Além de atingir ao menos duas das áreas relatadas acima, é necessário ainda que:
- o padrão disfuncional seja persistente, inflexível e envolva uma ampla gama de situações pessoais e sociais;
- provoque sofrimento significativo e prejuízo no funcionamento social, profissional ou em outras áreas importantes da vida;
- se dê de forma estável e por longa duração, e seu surgimento ocorra a partir da adolescência ou do início da vida adulta;
- não se possa explicar tais desvios como manifestação ou consequência de outro transtorno mental, nem se possa atribuir a efeitos fisiológicos de uma substância qualquer (ex: drogas e medicamentos) ou a outra condição médica (ex: um trauma cranioencefálico).
É fácil diagnosticar transtornos de personalidade?
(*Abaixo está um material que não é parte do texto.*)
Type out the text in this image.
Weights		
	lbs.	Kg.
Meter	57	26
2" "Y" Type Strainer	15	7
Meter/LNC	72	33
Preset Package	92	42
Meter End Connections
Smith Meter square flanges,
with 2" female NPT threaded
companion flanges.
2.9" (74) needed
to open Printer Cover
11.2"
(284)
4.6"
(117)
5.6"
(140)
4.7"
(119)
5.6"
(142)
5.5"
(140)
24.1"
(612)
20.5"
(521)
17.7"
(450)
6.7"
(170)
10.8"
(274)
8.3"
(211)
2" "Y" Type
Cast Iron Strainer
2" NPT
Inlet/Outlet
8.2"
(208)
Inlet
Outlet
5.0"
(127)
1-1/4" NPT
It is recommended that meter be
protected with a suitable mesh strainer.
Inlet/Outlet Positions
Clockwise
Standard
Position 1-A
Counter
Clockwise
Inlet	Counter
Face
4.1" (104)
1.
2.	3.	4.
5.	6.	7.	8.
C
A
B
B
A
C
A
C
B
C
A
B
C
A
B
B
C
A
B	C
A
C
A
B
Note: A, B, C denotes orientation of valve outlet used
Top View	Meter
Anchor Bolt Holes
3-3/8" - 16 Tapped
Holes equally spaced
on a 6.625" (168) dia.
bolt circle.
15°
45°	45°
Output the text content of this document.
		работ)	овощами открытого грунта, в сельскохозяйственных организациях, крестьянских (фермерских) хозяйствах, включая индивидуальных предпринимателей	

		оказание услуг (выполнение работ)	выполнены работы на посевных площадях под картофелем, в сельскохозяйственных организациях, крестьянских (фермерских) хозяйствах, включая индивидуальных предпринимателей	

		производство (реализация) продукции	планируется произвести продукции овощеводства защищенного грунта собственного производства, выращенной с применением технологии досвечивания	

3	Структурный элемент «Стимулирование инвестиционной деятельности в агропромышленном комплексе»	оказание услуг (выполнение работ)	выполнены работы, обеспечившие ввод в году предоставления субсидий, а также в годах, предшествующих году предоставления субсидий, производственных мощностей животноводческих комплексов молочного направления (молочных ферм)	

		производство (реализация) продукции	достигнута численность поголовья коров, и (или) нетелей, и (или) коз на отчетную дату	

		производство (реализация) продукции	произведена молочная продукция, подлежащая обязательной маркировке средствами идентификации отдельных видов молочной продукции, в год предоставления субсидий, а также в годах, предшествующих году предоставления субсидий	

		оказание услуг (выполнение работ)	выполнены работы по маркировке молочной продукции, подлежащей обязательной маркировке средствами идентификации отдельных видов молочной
Para o especialista do Hospital Santa Mônica, o diagnóstico de transtornos de personalidade não é imediato e deve ser feito cuidadosamente por um profissional da saúde mental.
“Os desvios do chamado padrão normal devem ser observados por um longo prazo e quase sempre só são percebidos ou postulados ao fim da adolescência e começo de vida adulta”, diz o médico. “Apesar de ocasionais, quando feitos por um profissional experiente, diagnósticos corretos logo na primeira consulta são uma raridade”, completa.
O médico ainda alerta para os riscos do diagnóstico errado de transtornos. “Se feito incorretamente, ele pode ocasionar em rotulação social, preconceito e problemas ainda maiores que o transtorno em si”, afirma o profissional.
Como é feito o diagnóstico de transtornos de personalidade?
De acordo com o doutor Cláudio Duarte, é comum que sejam realizadas muitas consultas e avaliações até que se chegue a um diagnóstico preciso, podendo ser necessária a aplicação de testes e instrumentos psicométricos.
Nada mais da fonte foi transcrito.